É hora de prestar os primeiros socorros psicológicos às vítimas das enchentes no Rio Grande do Sul. Idosos formam uma parcela sensível das vítimas da tragédia, uma vez que são mais suscetíveis a mudanças. Há risco de impacto na saúde mental e também física da população a partir de 60 anos.
A rotina é um fator fortemente estruturante para os mais velhos. Os dias regrados, com horários bem definidos para as mais simples tarefas do dia a dia — tomar chimarrão, fazer café, sentar na poltrona para assistir à TV, caminhar em volta da quadra —, se desorganizaram completamente para aqueles que foram mais atingidos.
— A rotina dá tranquilidade e segurança ao idoso. Há dificuldade de lidar com mudanças repentinas. Na hora em que ele perde tudo isso, todas as referências se perdem, além da sua memória e da sua história. Todas as memórias e histórias desaparecem concretamente. Todo mundo gosta de ter suas coisas, sua casa, mas o idoso mais ainda — analisa a psiquiatra e psicanalista Nina Rosa Furtado, professora da Escola de Medicina da Pontifícia Universidade Católica do Rio Grande do Sul (PUCRS).
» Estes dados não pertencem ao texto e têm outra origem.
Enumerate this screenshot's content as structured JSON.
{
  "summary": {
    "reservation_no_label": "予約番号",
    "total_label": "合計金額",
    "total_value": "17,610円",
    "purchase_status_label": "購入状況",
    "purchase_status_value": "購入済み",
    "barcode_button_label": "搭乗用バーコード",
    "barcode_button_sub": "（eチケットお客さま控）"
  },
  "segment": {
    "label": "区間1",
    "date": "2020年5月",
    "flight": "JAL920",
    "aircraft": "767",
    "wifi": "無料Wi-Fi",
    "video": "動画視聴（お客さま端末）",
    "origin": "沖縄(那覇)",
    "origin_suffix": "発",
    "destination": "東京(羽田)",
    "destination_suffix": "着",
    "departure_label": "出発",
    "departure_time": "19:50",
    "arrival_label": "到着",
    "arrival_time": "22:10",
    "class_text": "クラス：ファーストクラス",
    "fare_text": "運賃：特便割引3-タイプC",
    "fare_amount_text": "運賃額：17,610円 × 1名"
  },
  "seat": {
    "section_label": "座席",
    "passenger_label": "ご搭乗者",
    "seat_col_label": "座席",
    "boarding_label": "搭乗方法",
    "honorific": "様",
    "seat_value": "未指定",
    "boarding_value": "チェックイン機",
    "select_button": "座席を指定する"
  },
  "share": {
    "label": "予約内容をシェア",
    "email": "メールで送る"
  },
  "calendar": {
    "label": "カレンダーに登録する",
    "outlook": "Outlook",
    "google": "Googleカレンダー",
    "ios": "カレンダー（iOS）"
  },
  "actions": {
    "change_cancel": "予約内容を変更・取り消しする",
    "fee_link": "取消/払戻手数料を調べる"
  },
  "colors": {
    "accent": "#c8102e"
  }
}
O primeiro passo é identificar quem está precisando de suporte emocional, seja em abrigos, seja na casa de familiares. As pessoas que se dispõem a ajudar precisam ouvir de forma empática e não fazer muitos questionamentos, querendo detalhes sobre o que ocorreu. É preciso acolher a dor desse idoso.
De acordo com a psiquiatra e psicogeriatra Tânia Ferraz Alves, coordenadora do Departamento de Psicogeriatria da Associação Brasileira de Psiquiatria (ABP), é possível que ocorra, conforme o abalo, confusão e desorganização.
— Quem já teve depressão e ansiedade tem alta chance de voltar a esse quadro e precisa de suporte maior. Tem que montar uma rede de contatos e ajuda com familiares que possam estar próximos, encontrar amigos. Tentar construir uma rede que dê conta das questões mínimas. Isolamento social, nessa hora, não é bom. É melhor que o idoso resida com alguém — orienta Tânia.
As primeiras abordagens devem ter o objetivo de resolução de problemas: aplacar o frio, a fome, o desconforto. Uma medida importante é saber que remédios o idoso toma e verificar se a administração está em dia. Se as medicações foram perdidas, é preciso reavê-las, consultando um médico em busca de receituário controlado e orientações, se necessário. Sem o tratamento adequado, doenças crônicas podem ficar descompensadas.
— As situações são bem individuais. Para o idoso sozinho, é muito complicado poder resolver. A conversa tem que ser toda no sentido de reconstrução. Filhos, amigos, quem puder se interessar em acompanhar, é muito bom — afirma Nina.
A manifestação de sintomas é normal durante as primeiras semanas e até meses a partir do episódio traumático. Tânia recomenda que sejam definidos os horários para se ter contato com o noticiário sobre a catástrofe. Os momentos de desconexão são fundamentais para que se evite a ativação de reações a todo momento.
— Nessa hora, a gente pode ter tudo: raiva, tristeza, angústia, culpa. Não é raro ter culpa por ter sobrevivido. Acolher esses sentimentos faz parte desse momento — orienta a psiquiatra.
Retomar as atividades de antes, dentro das possibilidades, é essencial para dar uma mínima sensação de normalidade ao cotidiano. Frequentar a igreja e rever companheiros de clube ou carteado são iniciativas muito benéficas. Essas atividades são válidas mesmo se precisarem ser improvisadas em outros locais que não os habituais.
— O senso de comunidade e a rotina são fundamentais para se poder ter, minimamente, uma organização — afirma Tânia.